Ceci dit, pour ce qui est de la Régie, il n’y aurait aucun obstacle règlementaire à la collaboration. Les entreprises assujetties peuvent très bien présenter une demande à la Régie pour requérir l’approbation d’un programme commercial, d’un projet d’investissement commun ou un tarif lié à un tel effort de collaboration.
4. Les contribuables assument le coût de la réglementation. Quels contrôles utilisez-vous pour vous assurer que le contribuable reçoit une valeur proportionnelle aux coûts engagés? Utilisez-vous des mesures de rendement ou participez-vous autrement à des processus (par ex analyse comparative) pour évaluer le rendement des organismes de réglementation?
Afin d’évaluer ses performances, la Régie fait le suivi régulier du nombre de dossiers traités et de décisions rendues avec la durée de traitement des dossiers. Ces données sont publiées dans le rapport annuel et donc mises à la disposition de toute personne qui pourrait s’y intéresser. Par contre, la Régie n’a pas adopté de cibles particulières à atteindre si ce n’est que de respecter l’obligation légale à l’effet que toute décision doit être rendue avec diligence, ce qui est très variable selon la nature et la complexité du dossier à examiner. L’approche privilégiée par la Régie est de maintenir une communication ouverte et continue avec les participants à ses travaux. Ces échanges permettent de recueillir régulièrement les commentaires, notamment quant à l’efficacité des processus en place.

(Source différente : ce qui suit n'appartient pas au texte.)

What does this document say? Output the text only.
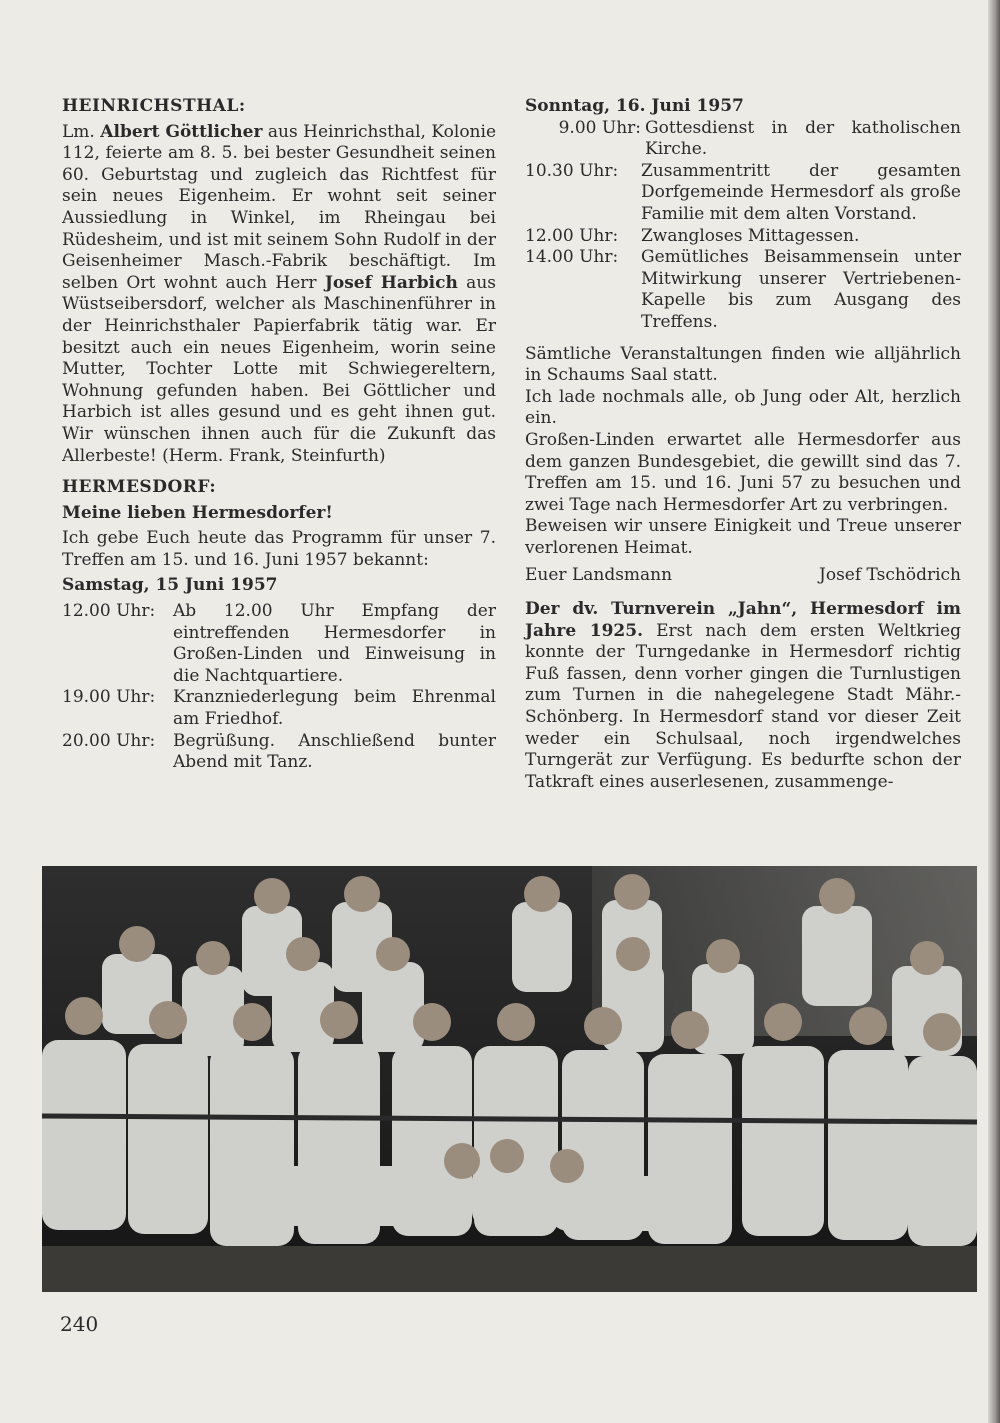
HEINRICHSTHAL:

Lm. Albert Göttlicher aus Heinrichsthal, Kolonie 112, feierte am 8. 5. bei bester Gesundheit seinen 60. Geburtstag und zugleich das Richtfest für sein neues Eigenheim. Er wohnt seit seiner Aussiedlung in Winkel, im Rheingau bei Rüdesheim, und ist mit seinem Sohn Rudolf in der Geisenheimer Masch.-Fabrik beschäftigt. Im selben Ort wohnt auch Herr Josef Harbich aus Wüstseibersdorf, welcher als Maschinenführer in der Heinrichsthaler Papierfabrik tätig war. Er besitzt auch ein neues Eigenheim, worin seine Mutter, Tochter Lotte mit Schwiegereltern, Wohnung gefunden haben. Bei Göttlicher und Harbich ist alles gesund und es geht ihnen gut. Wir wünschen ihnen auch für die Zukunft das Allerbeste! (Herm. Frank, Steinfurth)

HERMESDORF:

Meine lieben Hermesdorfer!

Ich gebe Euch heute das Programm für unser 7. Treffen am 15. und 16. Juni 1957 bekannt:

Samstag, 15 Juni 1957

12.00 Uhr:	Ab 12.00 Uhr Empfang der eintreffenden Hermesdorfer in Großen-Linden und Einweisung in die Nachtquartiere.
19.00 Uhr:	Kranzniederlegung beim Ehrenmal am Friedhof.
20.00 Uhr:	Begrüßung. Anschließend bunter Abend mit Tanz.

Sonntag, 16. Juni 1957

9.00 Uhr: Gottesdienst in der katholischen Kirche.
10.30 Uhr:	Zusammentritt der gesamten Dorfgemeinde Hermesdorf als große Familie mit dem alten Vorstand.
12.00 Uhr:	Zwangloses Mittagessen.
14.00 Uhr:	Gemütliches Beisammensein unter Mitwirkung unserer Vertriebenen-Kapelle bis zum Ausgang des Treffens.

Sämtliche Veranstaltungen finden wie alljährlich in Schaums Saal statt.

Ich lade nochmals alle, ob Jung oder Alt, herzlich ein.

Großen-Linden erwartet alle Hermesdorfer aus dem ganzen Bundesgebiet, die gewillt sind das 7. Treffen am 15. und 16. Juni 57 zu besuchen und zwei Tage nach Hermesdorfer Art zu verbringen.

Beweisen wir unsere Einigkeit und Treue unserer verlorenen Heimat.

Euer Landsmann	Josef Tschödrich

Der dv. Turnverein „Jahn“, Hermesdorf im Jahre 1925. Erst nach dem ersten Weltkrieg konnte der Turngedanke in Hermesdorf richtig Fuß fassen, denn vorher gingen die Turnlustigen zum Turnen in die nahegelegene Stadt Mähr.-Schönberg. In Hermesdorf stand vor dieser Zeit weder ein Schulsaal, noch irgendwelches Turngerät zur Verfügung. Es bedurfte schon der Tatkraft eines auserlesenen, zusammenge-

240
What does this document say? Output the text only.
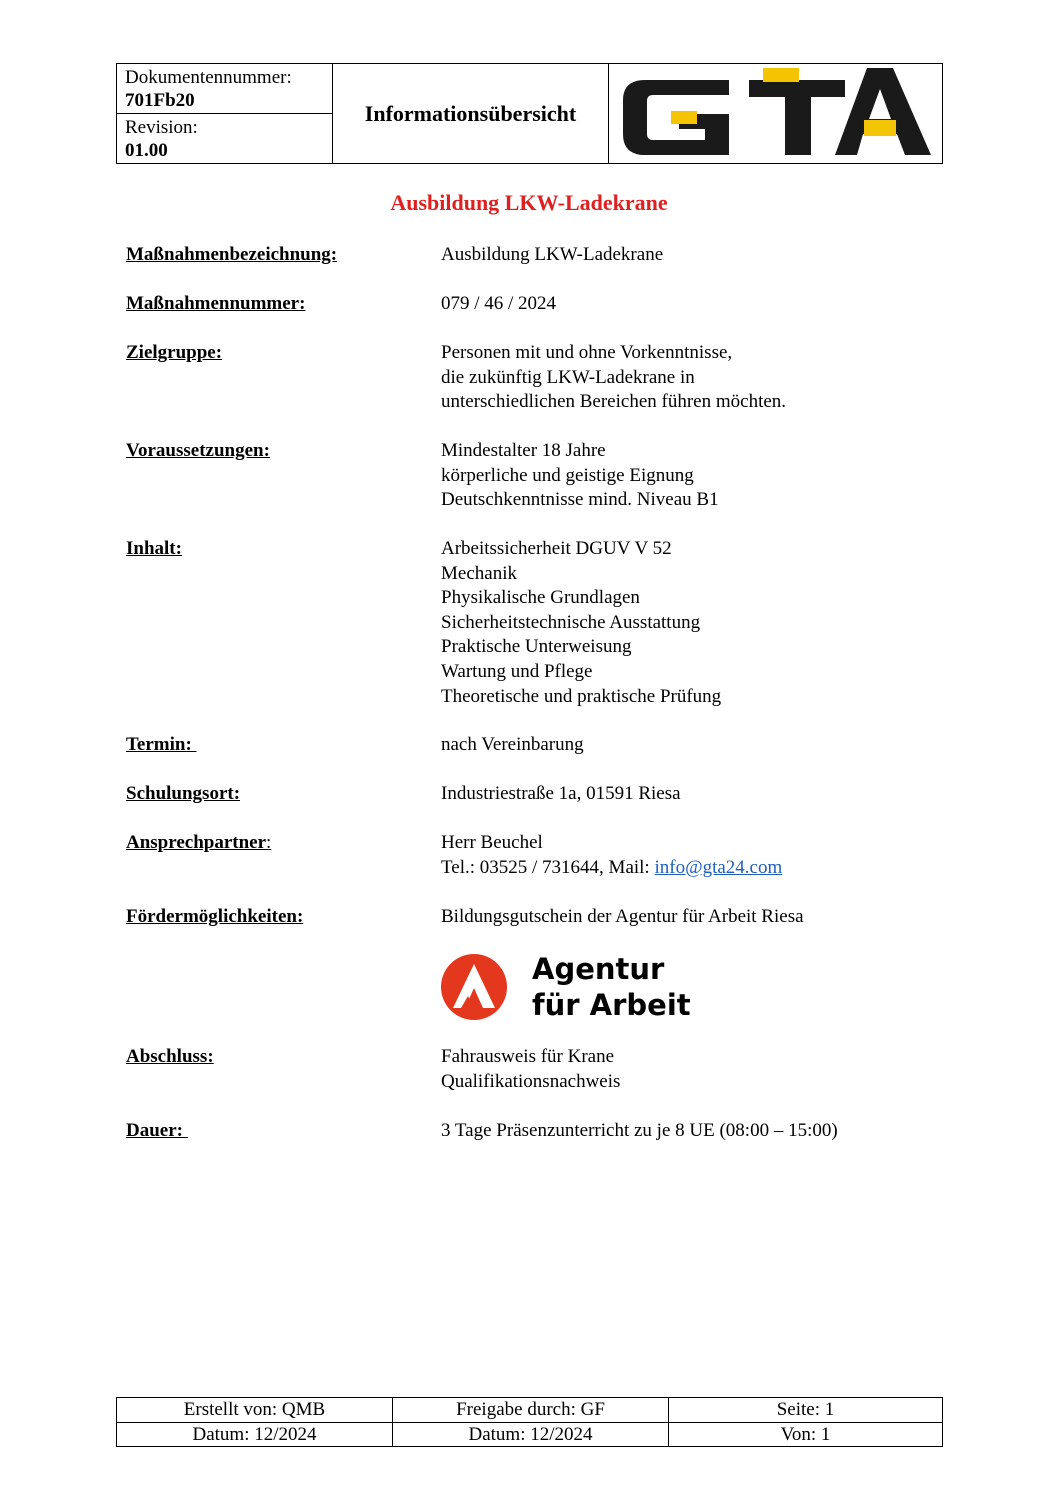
Dokumentennummer:
701Fb20
Revision:
01.00
Informationsübersicht
Ausbildung LKW-Ladekrane
Maßnahmenbezeichnung:	Ausbildung LKW-Ladekrane
Maßnahmennummer:	079 / 46 / 2024
Zielgruppe:	Personen mit und ohne Vorkenntnisse,
die zukünftig LKW-Ladekrane in
unterschiedlichen Bereichen führen möchten.
Voraussetzungen:	Mindestalter 18 Jahre
körperliche und geistige Eignung
Deutschkenntnisse mind. Niveau B1
Inhalt:	Arbeitssicherheit DGUV V 52
Mechanik
Physikalische Grundlagen
Sicherheitstechnische Ausstattung
Praktische Unterweisung
Wartung und Pflege
Theoretische und praktische Prüfung
Termin:	nach Vereinbarung
Schulungsort:	Industriestraße 1a, 01591 Riesa
Ansprechpartner:	Herr Beuchel
Tel.: 03525 / 731644, Mail: info@gta24.com
Fördermöglichkeiten:	Bildungsgutschein der Agentur für Arbeit Riesa
Agentur
für Arbeit
Abschluss:	Fahrausweis für Krane
Qualifikationsnachweis
Dauer:	3 Tage Präsenzunterricht zu je 8 UE (08:00 – 15:00)
Erstellt von: QMB	Freigabe durch: GF	Seite: 1
Datum: 12/2024	Datum: 12/2024	Von: 1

De plus, une rencontre est tenue annuellement avec la majorité des participants aux travaux de la Régie, laquelle permet un échange direct avec le président. Également, un Comité de liaison du Barreau de Montréal avec la Régie, auquel siègent plusieurs représentants des participants à nos travaux, permet d’améliorer en continue nos procédures et pratiques règlementaires. Tenant compte des caractéristiques du marché québécois avec un nombre limité d’assujettis à la juridiction de la Régie, il est relativement facile de maintenir la communication avec eux et de recevoir leurs suggestions d’amélioration quant au traitement administratif des dossiers.
Une façon de mesurer la valeur ajoutée de la Régie pour les consommateurs pourrait consister à comparer l’augmentation annuelle de tarifs demandée par Hydro-Québec et celle fixée par la Régie après analyse du dossier. À titre d’illustration, au cours des 4 dernières années, l’examen de la Régie et des intervenants a résulté en une réduction des revenus requis de tout près de 200M $ en moyenne, ce qui correspond à une réduction tarifaire de l’ordre de 2 % par année pour les consommateurs. En moyenne, pour chaque 1 $ de coût de fonctionnement de la Régie correspond une réduction tarifaire de l’ordre de 110 $. Ces estimations sommaires indiquent assez clairement que les consommateurs en ont pour leur argent.